Gargling with Tar by Jáchym Topol


Jáchym Topol, born in 1962, probably has few, if any memories of the Warsaw Pact invasion of 1968. This is the theme though which he chooses for his book, Gargling with Tar. Or should I say two books? The first and second halves were so different that one wonders if the plot of the first half of the book began to bore him, or he didn´t know how to introduce his characters into the fight against and with Soviet soldiers. The story centers on Ilya, an orphan of unknown descent. We meet Ilya and others when they are living in a home for orphaned boys run by nuns. Eventually, the nuns are taken away and replaced by former Czechoslovak military commanders who whip the boys into shape and teach them how to scout, fight, draw and read maps and other useful army skills.

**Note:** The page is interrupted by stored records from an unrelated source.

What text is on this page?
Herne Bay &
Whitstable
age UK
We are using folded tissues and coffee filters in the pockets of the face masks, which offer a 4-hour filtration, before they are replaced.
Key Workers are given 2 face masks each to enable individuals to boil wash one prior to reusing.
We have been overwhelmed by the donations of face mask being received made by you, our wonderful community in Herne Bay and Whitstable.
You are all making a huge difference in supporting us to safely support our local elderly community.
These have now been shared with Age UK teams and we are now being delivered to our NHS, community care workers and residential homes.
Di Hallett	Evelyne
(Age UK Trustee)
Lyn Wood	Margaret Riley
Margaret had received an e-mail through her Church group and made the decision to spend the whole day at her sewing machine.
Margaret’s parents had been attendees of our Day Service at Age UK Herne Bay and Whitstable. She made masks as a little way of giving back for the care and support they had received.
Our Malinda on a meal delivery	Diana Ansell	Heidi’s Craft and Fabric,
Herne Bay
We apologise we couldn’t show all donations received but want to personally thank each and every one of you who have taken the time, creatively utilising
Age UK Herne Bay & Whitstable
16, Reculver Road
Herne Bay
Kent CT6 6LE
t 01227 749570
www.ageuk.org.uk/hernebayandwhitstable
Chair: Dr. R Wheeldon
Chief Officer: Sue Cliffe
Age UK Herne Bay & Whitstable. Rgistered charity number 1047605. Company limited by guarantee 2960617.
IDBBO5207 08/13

Soon, invading armies arrive, the townspeople revolt, and the boys from the home are scattered. Ilya ends up joining a Russian tank column and becomes useful to them as a translator. This is when the story becomes a bit fantastical. The tank column, known as the Happy Song, was sent to secure a travelling circus which is to be reorganized as a model Soviet circus to not only entertain Soviet troops but also to show off the sophisticated Soviet culture. The Soviets were also planning to create the Bohemian Sea in the center of Bohemia as a gift from the Soviet people to the Czechoslovaks. An East German performing dwarf, Mongolian camel herders, and more randomly weird events continue to occur.


I have found a disconnect in many of the Czech fiction books I have read between myself and the main character. I often have absolutely no opinion of them whatsoever which makes it difficult for me to connect with the plot. So to with Ilya. His resourcefulness is to be admired, and he flip-flopped loyalties so quickly he probably had a hard time remembering who he was fighting for from one day to the next. Topol´s descriptive skills and the way he tackled the actual invasion of 1968 (a topic not often covered in Czech literature) make this a worthwhile book.

The book´s title Gargling with Tar is, strangely enough, explained in the opening chapter. When the nuns ruled the orphanage, the punishment for lying was gargling with coal-tar soap. That inconsequential tidbit at the story´s start comes back at the end and the reader is left to wonder if Ilya either didn´t get caught lying much, actually enjoyed the taste of coal-tar soap or if there´s just enough disbelief in his tale to ring true.